Pachanga in the ashes
by rick olivares
Pachanga, newly promoted to the United Football League’s Division One, is no more. At least not the team that played so well in last UFL season.
The Red Phoenix has been bought by a group associated with the Makati Football School and Diliman FC and will reportedly field a hybrid team composed of Pachanga and Diliman players.
While there is no truth to the rumor that the team is bankrupt, it is more of a family decision – that of team owner Freddy Gonzalez – to sell the club. Said Gonzalez: “I have been too busy with work and the past two months I have been in and out of the country on business. In fact, this is the reason why I couldn't commit to the Azkals' training camp or the Clear Dream Match even if I wanted to. It has been difficult for me trying to balance my life as a businessman, a family man and a football team owner. Even before I suited up for Pachanga during the league competition, I would only occasionally show up to the games because of my commitments. It is about priorities and unfortunately the team had to give. I will still play and that is so much easier than running an entire team. It was difficult to try and get sponsors for the club given that I am oft out of the country. I gave a lot to this club but I think I took it as far as I could take it. Obviously some people will be disappointed with what happened but there is no malice intended.

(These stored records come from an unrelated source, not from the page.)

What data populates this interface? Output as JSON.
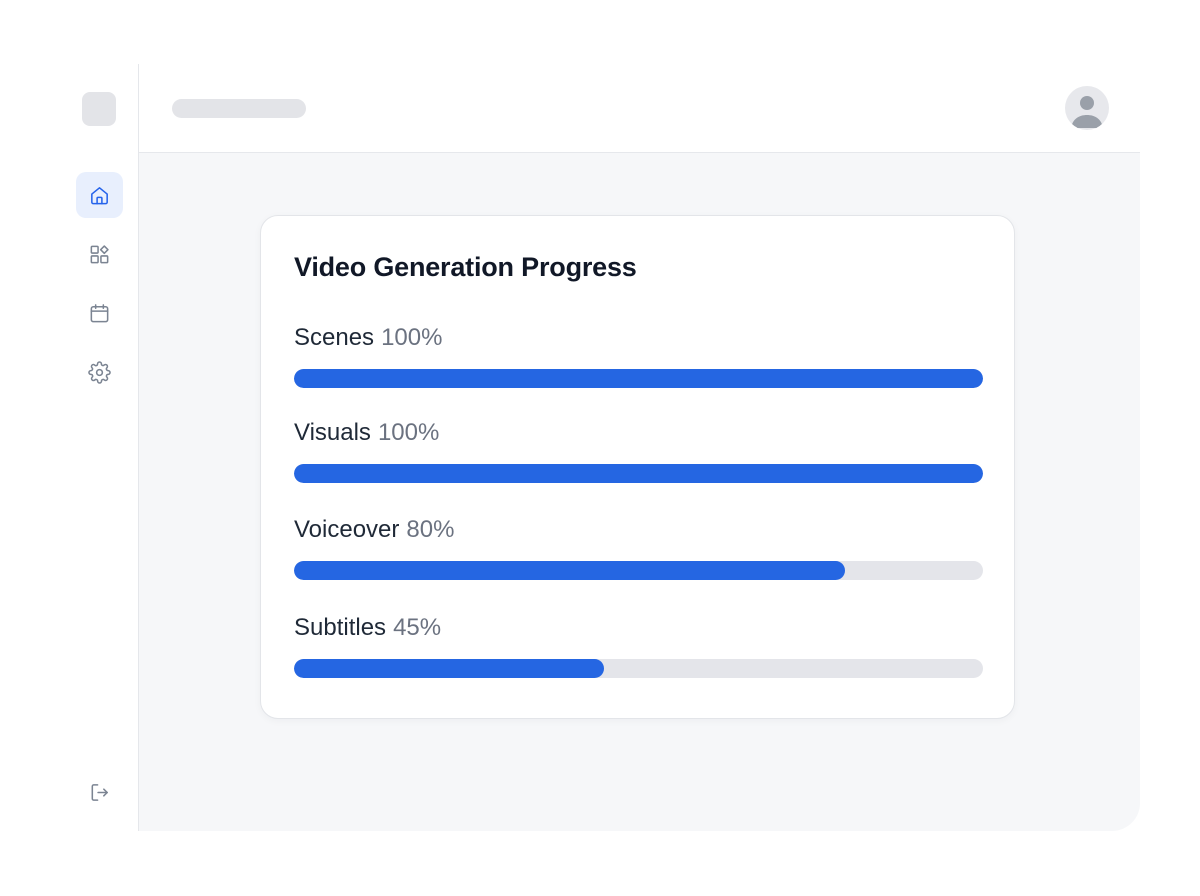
{
  "card": {
    "title": "Video Generation Progress",
    "items": [
      {
        "label": "Scenes",
        "percent_text": "100%",
        "value": 100
      },
      {
        "label": "Visuals",
        "percent_text": "100%",
        "value": 100
      },
      {
        "label": "Voiceover",
        "percent_text": "80%",
        "value": 80
      },
      {
        "label": "Subtitles",
        "percent_text": "45%",
        "value": 45
      }
    ]
  },
  "sidebar": {
    "items": [
      {
        "icon": "home-icon",
        "active": true
      },
      {
        "icon": "grid-icon",
        "active": false
      },
      {
        "icon": "calendar-icon",
        "active": false
      },
      {
        "icon": "gear-icon",
        "active": false
      }
    ],
    "footer_icon": "logout-icon"
  },
  "colors": {
    "accent": "#2566e2",
    "track": "#e4e5ea",
    "active_nav_bg": "#e8effd"
  }
}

The best possible people to run the club will take it much farther than I could."
Although people associated with the club understand the sale, it has left the coaching staff and players upset for many reasons. “Para saan pa tayong naghirap umangat sa Division One tapos wala na rin ‘tong team na to,” said the club’s former head coach Nonoy Fegidero Jr. when I spoke with him. “We would have wanted to see how we really match up with the best club teams, to see what adjustments we can make, and how good our team is. Pero wala na. Nung sabi ni Fred na pamilya yung rason eh wala na kaming paguusapan. I understand why it happened naman.”

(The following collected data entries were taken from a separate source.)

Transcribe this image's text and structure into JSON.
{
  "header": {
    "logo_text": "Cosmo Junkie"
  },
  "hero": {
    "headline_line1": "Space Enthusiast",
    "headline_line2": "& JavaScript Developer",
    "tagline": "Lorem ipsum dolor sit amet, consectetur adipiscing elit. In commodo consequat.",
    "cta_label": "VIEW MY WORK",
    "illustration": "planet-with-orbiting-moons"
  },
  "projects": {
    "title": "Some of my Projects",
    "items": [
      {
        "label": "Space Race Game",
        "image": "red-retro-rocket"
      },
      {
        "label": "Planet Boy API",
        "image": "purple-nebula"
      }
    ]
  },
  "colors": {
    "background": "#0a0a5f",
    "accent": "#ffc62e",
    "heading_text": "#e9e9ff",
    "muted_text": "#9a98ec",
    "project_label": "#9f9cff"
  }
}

Of the coaching staff of Fegidero Jr., Marjo Allado, Alvin Ocampo, and Kim Versales, only Allado was reportedly offered a slot in the new team's coaching staff. According to Fegidero and former team manager Jojo Rodriguez, Allado will decline the offer.
The general sentiment is one of anger mixed with sadness. One player who refused to be identified said that the team came off a camp in Bacolod and ownership expressed good words. “Masama yung timing kasi halos lahat ng clubs buo na. Saan kami pupunta ngayon? Para saaan pa yung pinaghirapan namin? Tapos ibang club ang nakinabang?” Another player said that he did not appreciate the circumstances of the sale. "Pagkatapos nung camp namin, eh meron pang mga pangako ng kung ano ano tapos wala. Naintindihan namin, hindi lang namin gusto yung nangyari."

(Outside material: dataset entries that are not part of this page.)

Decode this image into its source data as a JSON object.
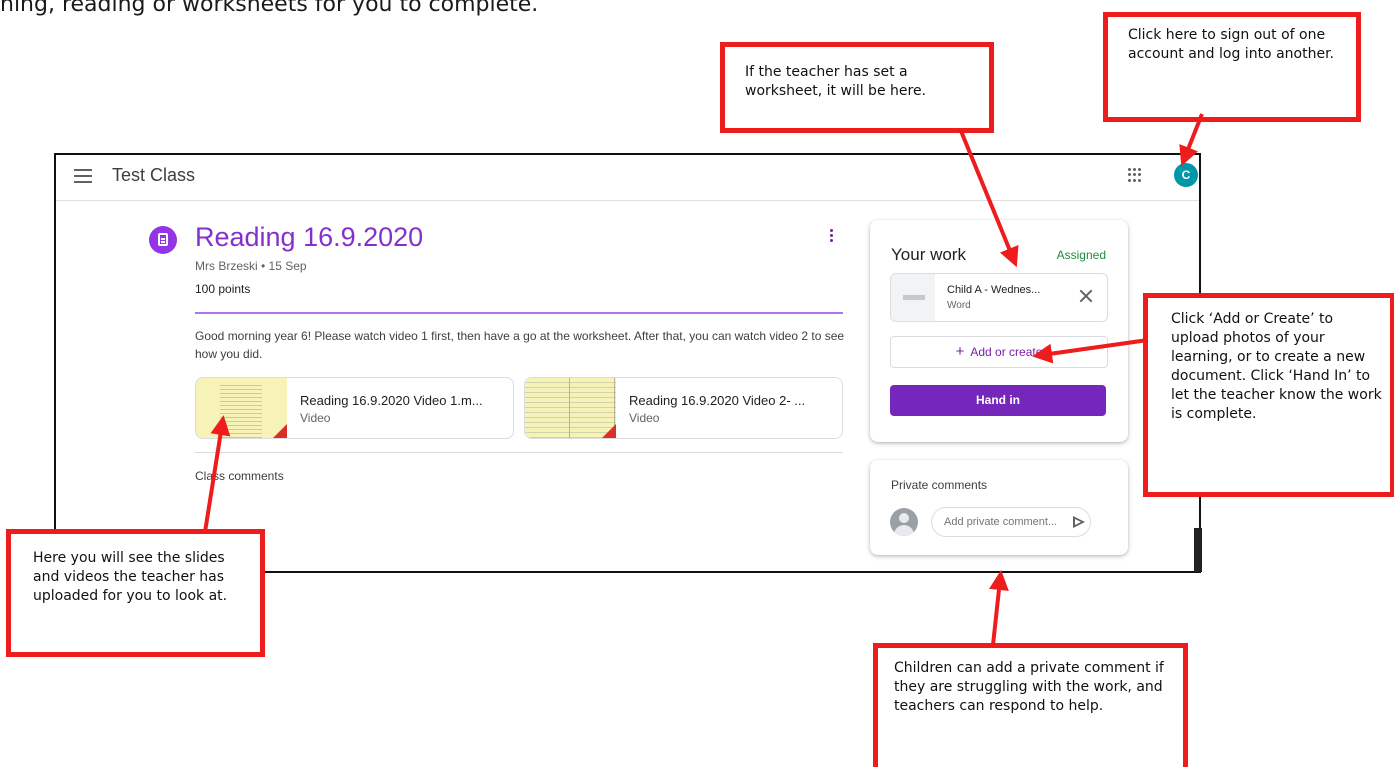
{
  "document": {
    "intro_line": "ning, reading or worksheets for you to complete."
  },
  "app": {
    "class_name": "Test Class",
    "account_initial": "C",
    "avatar_color": "#0097a7"
  },
  "assignment": {
    "title": "Reading 16.9.2020",
    "meta": "Mrs Brzeski • 15 Sep",
    "points": "100 points",
    "description": "Good morning year 6! Please watch video 1 first, then have a go at the worksheet. After that, you can watch video 2 to see how you did.",
    "attachments": [
      {
        "name": "Reading 16.9.2020 Video 1.m...",
        "type": "Video"
      },
      {
        "name": "Reading 16.9.2020 Video 2- ...",
        "type": "Video"
      }
    ],
    "class_comments_label": "Class comments",
    "accent_color": "#8430ce"
  },
  "your_work": {
    "title": "Your work",
    "status": "Assigned",
    "status_color": "#1e8e3e",
    "file": {
      "name": "Child A - Wednes...",
      "type": "Word"
    },
    "add_label": "Add or create",
    "hand_in_label": "Hand in"
  },
  "private_comments": {
    "title": "Private comments",
    "placeholder": "Add private comment..."
  },
  "callouts": {
    "sign_out": "Click here to sign out of one account and log into another.",
    "worksheet": "If the teacher has set a worksheet, it will be here.",
    "add_create": "Click ‘Add or Create’ to upload photos of your learning, or to create a new document. Click ‘Hand In’ to let the teacher know the work is complete.",
    "slides_videos": "Here you will see the slides and videos the teacher has uploaded for you to look at.",
    "private_comment": "Children can add a private comment if they are struggling with the work, and teachers can respond to help.",
    "border_color": "#ee1c1c"
  },
  "icons": [
    "menu-icon",
    "assignment-icon",
    "more-vert-icon",
    "apps-icon",
    "close-icon",
    "add-icon",
    "person-icon",
    "send-icon"
  ]
}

The Bacolod contingent, made up primarily of Fegidero’s players from West Negros University as led by striker Joven Bedic and defender Camelo Tacusalme, are out as well.
According to the UFL, the new club, will be named “Pachanga Diliman FC” and will introduce their new lineup soon.
On a personal level, I understand the decision but question the timing of the deal. Now you have players with nowhere to go. It certainly isn’t true that the club is bankrupt even if the allowances of the two months were delayed (but they will be paid). It is just that it came down to a family and business decision. But that is hardly any consolation for the coaches and the players. I came to follow this team more than any other club because of personal friendships with Fegidero who I first covered when he was coach of the Azkals, as well as Ocampo, Allado, and Rodriguez who I became friends with while covering the UAAP football tournament when no one would. I thought that the way this club was run was very professional and much more so than many other clubs including first division teams. This team went through a lot and I was given a carte blanche view of this team and how it operated more than any other journalist. Working for Gatorade, I was only given five clubs to sponsor and the Red Phoenix was one of them (and ironically the first to sign and by far the easiest to work with). I feel truly bad and angry about this for many reasons some of which I should not even write about. Suffice to say that this has left many associated with the club in the same state as I am.
The club will still play but it will not have the spirit of the club that it once was. And I guess this should serve as a warning to all local football clubs about running a club long term and not short term. Nevertheless, this was a great run by a great club.